Let’s face it, if folk wouldn’t believe in Jesus when there were other folk saying he healed me, he raised my child from the dead, how on earth are we going to get a committee together to do the work of the church? How can we pursue our calling and fulfill our vocation if none of the people who know us best believe in us? If we have a hard time believing in ourselves? Look to Jesus:

Here he is in our text with the family that has accompanied him in the Gospel for these past two months, caring for him, worrying about him, scolding him and occasionally getting in his way. But they are here with him. Every one of them won’t be with him every moment. But they won't all abandon him. In his most desperate hour, his mother will stand by him and with him, at the foot of his cross. Two of his brothers will carry on his work in his name and give up their own lives for his Gospel.

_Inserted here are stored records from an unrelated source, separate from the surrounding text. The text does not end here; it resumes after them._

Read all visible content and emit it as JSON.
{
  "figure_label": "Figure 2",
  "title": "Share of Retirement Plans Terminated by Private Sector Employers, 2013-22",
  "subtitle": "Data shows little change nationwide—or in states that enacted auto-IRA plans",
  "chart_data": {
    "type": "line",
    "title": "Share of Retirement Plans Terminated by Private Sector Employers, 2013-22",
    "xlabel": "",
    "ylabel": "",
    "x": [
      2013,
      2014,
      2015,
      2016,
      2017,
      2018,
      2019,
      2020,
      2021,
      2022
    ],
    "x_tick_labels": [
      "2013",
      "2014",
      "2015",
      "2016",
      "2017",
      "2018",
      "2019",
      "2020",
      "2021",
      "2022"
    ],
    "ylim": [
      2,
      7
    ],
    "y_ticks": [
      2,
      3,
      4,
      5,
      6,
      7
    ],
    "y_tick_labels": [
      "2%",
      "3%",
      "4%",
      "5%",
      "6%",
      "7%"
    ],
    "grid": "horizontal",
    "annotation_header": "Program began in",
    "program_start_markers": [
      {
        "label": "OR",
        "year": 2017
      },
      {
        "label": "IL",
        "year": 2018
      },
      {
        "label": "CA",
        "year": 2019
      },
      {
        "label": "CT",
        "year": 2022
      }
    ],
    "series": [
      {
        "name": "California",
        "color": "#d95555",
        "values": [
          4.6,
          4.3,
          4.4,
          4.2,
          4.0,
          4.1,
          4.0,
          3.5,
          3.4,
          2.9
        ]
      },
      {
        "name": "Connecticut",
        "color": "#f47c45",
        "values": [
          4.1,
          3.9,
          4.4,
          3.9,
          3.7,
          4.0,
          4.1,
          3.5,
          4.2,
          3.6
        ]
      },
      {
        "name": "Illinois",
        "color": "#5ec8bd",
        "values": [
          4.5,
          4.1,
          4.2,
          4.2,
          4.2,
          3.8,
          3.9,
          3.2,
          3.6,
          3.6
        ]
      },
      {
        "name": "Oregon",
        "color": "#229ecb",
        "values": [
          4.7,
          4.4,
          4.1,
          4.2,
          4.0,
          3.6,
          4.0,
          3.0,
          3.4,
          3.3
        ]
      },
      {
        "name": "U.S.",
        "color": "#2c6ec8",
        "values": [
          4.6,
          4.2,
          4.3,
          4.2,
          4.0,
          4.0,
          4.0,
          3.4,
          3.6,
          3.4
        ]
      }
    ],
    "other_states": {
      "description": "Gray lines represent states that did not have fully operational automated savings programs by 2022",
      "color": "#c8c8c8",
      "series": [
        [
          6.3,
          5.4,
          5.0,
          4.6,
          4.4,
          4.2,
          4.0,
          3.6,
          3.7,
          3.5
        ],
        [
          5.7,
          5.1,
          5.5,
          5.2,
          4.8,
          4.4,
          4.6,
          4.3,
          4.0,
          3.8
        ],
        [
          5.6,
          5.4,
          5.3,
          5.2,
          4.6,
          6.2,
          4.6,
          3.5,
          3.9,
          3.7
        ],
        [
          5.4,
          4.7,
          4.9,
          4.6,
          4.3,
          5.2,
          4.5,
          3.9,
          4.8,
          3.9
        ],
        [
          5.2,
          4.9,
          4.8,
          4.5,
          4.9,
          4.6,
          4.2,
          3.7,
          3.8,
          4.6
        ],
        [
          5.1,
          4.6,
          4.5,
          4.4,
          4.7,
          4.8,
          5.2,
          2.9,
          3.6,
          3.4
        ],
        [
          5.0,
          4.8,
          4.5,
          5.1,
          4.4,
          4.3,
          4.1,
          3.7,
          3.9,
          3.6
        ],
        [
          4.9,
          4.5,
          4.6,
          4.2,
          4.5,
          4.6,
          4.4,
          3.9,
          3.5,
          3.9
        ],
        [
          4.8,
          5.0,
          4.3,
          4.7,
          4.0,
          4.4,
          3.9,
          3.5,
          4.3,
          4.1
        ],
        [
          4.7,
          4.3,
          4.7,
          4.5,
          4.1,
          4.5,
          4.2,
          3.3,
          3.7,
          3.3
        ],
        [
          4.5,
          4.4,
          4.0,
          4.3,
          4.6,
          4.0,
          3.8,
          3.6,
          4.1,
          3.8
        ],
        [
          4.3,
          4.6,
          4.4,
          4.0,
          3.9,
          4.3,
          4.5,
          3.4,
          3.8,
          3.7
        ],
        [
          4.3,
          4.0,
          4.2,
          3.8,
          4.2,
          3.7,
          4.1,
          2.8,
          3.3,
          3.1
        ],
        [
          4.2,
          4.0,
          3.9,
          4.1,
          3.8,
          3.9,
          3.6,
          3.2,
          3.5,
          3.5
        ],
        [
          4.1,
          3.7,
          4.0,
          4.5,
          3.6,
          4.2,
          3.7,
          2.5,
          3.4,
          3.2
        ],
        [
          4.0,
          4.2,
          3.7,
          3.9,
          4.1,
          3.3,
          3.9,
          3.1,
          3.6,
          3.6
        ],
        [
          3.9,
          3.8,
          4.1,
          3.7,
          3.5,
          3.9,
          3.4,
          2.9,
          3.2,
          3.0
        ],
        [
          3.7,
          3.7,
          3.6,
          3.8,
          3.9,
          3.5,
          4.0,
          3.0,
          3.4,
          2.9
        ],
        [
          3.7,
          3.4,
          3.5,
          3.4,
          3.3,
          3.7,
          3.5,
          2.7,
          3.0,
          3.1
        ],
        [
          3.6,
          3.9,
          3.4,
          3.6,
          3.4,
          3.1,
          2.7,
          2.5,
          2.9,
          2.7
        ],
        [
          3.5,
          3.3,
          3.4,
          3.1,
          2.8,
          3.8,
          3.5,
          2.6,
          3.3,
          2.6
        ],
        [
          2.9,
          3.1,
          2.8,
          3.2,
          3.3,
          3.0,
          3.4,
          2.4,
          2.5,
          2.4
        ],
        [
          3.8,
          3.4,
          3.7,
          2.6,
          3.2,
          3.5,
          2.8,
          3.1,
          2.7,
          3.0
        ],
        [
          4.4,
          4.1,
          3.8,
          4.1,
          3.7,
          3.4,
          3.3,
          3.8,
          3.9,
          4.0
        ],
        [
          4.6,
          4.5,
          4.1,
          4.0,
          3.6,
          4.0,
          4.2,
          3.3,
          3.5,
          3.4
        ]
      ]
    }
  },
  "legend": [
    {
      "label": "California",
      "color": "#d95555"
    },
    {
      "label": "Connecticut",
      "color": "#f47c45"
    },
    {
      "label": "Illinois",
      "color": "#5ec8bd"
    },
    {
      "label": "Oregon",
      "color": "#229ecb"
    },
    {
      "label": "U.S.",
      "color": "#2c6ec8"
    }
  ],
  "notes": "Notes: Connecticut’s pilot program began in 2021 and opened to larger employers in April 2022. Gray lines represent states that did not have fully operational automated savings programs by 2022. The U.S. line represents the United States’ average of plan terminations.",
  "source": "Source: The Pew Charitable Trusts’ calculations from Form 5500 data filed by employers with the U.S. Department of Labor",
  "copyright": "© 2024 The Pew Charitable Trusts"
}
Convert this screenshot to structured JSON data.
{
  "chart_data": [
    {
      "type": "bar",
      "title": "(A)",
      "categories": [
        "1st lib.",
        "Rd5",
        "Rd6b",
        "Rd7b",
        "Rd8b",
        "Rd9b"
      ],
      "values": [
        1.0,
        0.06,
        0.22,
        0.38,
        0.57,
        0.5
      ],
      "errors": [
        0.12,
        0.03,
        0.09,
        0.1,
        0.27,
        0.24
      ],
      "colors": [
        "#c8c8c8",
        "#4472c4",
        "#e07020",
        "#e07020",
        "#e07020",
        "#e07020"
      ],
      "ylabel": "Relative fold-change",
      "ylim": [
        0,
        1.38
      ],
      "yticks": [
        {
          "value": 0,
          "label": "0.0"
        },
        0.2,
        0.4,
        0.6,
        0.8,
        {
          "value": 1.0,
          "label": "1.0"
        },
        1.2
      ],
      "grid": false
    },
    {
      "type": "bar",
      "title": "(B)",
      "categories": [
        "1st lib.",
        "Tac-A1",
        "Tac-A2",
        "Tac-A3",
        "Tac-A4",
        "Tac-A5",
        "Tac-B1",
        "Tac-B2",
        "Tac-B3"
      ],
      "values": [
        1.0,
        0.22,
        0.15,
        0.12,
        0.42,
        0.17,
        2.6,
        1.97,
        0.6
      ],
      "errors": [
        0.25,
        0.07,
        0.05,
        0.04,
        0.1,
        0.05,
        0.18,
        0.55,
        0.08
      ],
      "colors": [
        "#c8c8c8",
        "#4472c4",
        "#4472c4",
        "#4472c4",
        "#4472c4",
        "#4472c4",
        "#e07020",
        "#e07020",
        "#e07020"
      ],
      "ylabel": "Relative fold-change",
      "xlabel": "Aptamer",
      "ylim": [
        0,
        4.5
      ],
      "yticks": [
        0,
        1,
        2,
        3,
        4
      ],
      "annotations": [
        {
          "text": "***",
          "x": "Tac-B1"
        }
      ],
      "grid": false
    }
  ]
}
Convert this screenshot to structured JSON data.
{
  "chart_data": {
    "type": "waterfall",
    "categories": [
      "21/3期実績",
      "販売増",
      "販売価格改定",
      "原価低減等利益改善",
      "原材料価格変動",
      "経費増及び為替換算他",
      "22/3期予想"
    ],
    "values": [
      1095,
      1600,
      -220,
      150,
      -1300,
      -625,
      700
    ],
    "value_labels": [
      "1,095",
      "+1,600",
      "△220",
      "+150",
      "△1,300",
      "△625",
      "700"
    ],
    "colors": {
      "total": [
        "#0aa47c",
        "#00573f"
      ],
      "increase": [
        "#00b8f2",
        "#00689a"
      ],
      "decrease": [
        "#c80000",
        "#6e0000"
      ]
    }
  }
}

And for those desperate few hometown folk willing to believe that the boy down the street had the power to touch, heal and transform lives, their faith in him was justified. He did heal them. They were small in number but they bore witness to the possibility of transformation of those who could not let themselves believe in a human, common, familiar Jesus. He marveled at their unbelief and he kept on teaching, kept on serving, kept on healing. Jesus did not stop doing what God called him to do. Not even death stopped him or slowed him. Even when those closest to him did not believe, doubted him, abandoned him, he did the work God sent him to do. 

This Gospel is that God’s concern for the woman-born was manifested in God, Godself, becoming woman-born, for the redemption and liberation of all the woman-born from fear and from death itself. Yeshua the Messiah, the Son of Woman, came to seek out and save the lost and to give his life as a ransom for many. Amen.